En otras columnas, he abogado por mejores herramientas de desarrollo de software para reducir los errores comunes que conducen a vulnerabilidades que se explotan. Aquí, quiero centrarme en otro aspecto de la respuesta relacionada con la aplicación de la ley y el seguimiento de los perpetradores. Por supuesto, no todos los daños son (o tal vez aún no son) ilegales, pero descubrir a quienes los causan puede estar justificado. La reciente adopción e implementación del Reglamento General de Protección de Datos (GDPR) en la Unión Europea crea una tensión interesante porque resalta la importancia y el valor de la privacidad, mientras que aquellos que causan daño directo o indirecto deben ser rastreados y descubiertos sus identidades.

De paso, menciono que a veces se culpa a la criptografía por proteger la identidad o las acciones de los delincuentes, pero también es una herramienta para proteger la privacidad. Se han hecho argumentos para "puertas traseras" a los sistemas criptográficos, pero soy de la opinión de que tales propuestas conllevan un riesgo extremadamente alto para la privacidad y la seguridad. No es mi intención discutir esta pregunta en esta columna.

Lo que me interesa es un concepto al que me presentaron en el taller de Ditchley, específicamente, trazabilidad diferencial. La capacidad de rastrear a los malos actores para llevarlos ante la justicia me parece un objetivo importante en una sociedad civilizada. La tensión con la protección de la privacidad lleva a la idea de que solo bajo las condiciones adecuadas se puede violar la privacidad. A modo de ejemplo, considere las matrículas de los automóviles. Por lo general, son identificadores arbitrarios y se necesita una autoridad especial para unirlos con los propietarios del automóvil (a menos que, por supuesto, sean placas de vanidad como la mía: "Cerfsup") Este es un ejemplo de trazabilidad diferencial; el departamento de policía tiene la autoridad de exigir información de propiedad del Departamento de Vehículos Motorizados que emite el matrículas. Los ciudadanos comunes no tienen esta autoridad.

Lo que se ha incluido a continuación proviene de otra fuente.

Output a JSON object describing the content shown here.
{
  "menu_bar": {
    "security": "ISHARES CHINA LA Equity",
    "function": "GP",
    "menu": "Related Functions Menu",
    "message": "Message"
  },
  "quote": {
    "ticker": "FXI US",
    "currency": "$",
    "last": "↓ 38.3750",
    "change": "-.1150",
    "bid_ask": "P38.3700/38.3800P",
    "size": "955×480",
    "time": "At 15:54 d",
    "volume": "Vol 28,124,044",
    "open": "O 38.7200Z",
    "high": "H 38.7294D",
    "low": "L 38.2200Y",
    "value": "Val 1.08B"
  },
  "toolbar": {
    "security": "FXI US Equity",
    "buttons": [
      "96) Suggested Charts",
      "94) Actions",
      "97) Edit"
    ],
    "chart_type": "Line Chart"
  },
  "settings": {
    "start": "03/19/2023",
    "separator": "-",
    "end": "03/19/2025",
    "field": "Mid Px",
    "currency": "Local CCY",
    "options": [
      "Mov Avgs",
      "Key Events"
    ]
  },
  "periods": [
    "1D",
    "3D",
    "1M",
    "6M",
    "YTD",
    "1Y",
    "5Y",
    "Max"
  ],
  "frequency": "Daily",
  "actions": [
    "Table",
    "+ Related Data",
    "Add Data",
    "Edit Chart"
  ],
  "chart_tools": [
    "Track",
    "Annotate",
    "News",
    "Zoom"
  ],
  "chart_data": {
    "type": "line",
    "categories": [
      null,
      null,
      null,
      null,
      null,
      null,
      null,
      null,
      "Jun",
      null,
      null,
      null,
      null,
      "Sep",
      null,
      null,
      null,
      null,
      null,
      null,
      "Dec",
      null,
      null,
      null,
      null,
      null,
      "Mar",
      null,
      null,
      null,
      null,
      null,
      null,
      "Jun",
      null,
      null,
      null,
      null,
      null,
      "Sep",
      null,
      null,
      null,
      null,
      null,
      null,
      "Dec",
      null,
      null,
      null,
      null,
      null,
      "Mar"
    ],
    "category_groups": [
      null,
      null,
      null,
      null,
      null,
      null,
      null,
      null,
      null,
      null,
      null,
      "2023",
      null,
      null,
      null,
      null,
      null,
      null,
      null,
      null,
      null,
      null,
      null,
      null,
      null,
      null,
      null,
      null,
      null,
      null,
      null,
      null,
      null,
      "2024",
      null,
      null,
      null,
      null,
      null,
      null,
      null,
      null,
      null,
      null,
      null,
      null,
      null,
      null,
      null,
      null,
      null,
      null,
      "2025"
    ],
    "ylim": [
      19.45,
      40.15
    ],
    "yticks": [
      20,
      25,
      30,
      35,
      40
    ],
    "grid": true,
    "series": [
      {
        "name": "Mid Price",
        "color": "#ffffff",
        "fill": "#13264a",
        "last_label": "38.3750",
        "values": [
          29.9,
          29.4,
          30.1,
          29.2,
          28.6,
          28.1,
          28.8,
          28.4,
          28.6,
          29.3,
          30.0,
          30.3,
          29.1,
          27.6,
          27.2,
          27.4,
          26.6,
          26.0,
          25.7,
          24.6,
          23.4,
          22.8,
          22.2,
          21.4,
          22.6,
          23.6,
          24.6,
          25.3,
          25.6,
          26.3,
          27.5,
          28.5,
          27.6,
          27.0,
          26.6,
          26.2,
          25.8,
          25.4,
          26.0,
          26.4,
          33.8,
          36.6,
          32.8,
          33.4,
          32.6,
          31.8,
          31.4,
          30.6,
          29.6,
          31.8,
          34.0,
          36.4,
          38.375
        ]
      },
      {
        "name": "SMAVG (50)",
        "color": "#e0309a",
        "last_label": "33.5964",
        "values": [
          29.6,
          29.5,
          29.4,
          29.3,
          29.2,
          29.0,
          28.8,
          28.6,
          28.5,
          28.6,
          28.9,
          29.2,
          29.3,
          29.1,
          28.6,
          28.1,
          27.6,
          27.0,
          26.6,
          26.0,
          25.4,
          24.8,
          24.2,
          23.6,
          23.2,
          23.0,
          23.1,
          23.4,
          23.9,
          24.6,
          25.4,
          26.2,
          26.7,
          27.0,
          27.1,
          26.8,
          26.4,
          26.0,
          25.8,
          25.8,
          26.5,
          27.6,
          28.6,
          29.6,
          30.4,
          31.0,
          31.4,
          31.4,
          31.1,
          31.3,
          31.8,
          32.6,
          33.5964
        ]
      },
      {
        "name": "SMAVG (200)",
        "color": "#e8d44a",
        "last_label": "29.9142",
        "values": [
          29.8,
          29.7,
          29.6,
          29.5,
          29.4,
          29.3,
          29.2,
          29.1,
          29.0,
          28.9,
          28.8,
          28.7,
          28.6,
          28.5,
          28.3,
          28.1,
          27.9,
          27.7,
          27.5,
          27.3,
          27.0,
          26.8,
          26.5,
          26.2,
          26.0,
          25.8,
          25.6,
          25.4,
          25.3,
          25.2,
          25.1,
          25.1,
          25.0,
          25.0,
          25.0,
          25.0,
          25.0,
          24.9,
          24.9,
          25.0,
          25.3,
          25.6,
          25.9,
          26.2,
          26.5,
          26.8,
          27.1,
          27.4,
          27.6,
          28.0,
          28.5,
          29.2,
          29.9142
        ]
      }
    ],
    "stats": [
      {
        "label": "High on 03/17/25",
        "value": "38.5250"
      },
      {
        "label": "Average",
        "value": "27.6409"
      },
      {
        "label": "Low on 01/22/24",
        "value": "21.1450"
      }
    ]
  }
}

En el entorno de Internet, hay una variedad de identificadores asociados con los usuarios (incluidos los usuarios corporativos). Los nombres de dominio, direcciones IP, direcciones de correo electrónico y claves de criptografía pública son ejemplos entre muchos otros. Algunos de estos identificadores son dinámicos y, por lo tanto, ambiguos. Por ejemplo, las direcciones IP no siempre son permanentes y pueden cambiar (por ejemplo, las direcciones IP temporales asignadas en puntos Wi-Fi) o pueden ser ambiguas en el caso de la traducción de direcciones de red. La información sobre el momento de la asignación y la parte a la que se asignó una dirección IP puede ser necesaria para identificar a un usuario individual. Ha habido un debate considerable e incluso un caso judicial reciente con respecto a los requisitos para registrar usuarios en bases de datos WHOIS de nombres de dominio en el contexto de la adopción de GDPR. Si queremos lograr los objetivos simultáneos de proteger la privacidad mientras aprehendimos a aquellos que participan en conductas dañinas o delictivas en Internet, debemos encontrar un equilibrio entre los resultados conflictivos pero deseables.

Esto me sugiere que la noción de trazabilidad bajo circunstancias (internacionalmente) acordadas (es decir, trazabilidad diferencial) podría ser un concepto fructífero para explorar. En la mayoría de las sociedades actuales, se acepta que debemos ser identificables para las autoridades apropiadas bajo ciertas condiciones (considerar los cruces fronterizos, las violaciones de tráfico se detienen como ejemplos). Si bien hay condiciones bajo las cuales aparente anonimato es deseable e incluso justificable (denuncia de irregularidades, por ejemplo) el anonimato absoluto es en realidad bastante difícil de lograr (otro punto hecho en el Taller de Ditchley) y podría no ser absolutamente deseable dado los malos comportamientos aparente anonimato invita Espero que esta sea una conclusión polémica y espero con interés la discusión posterior.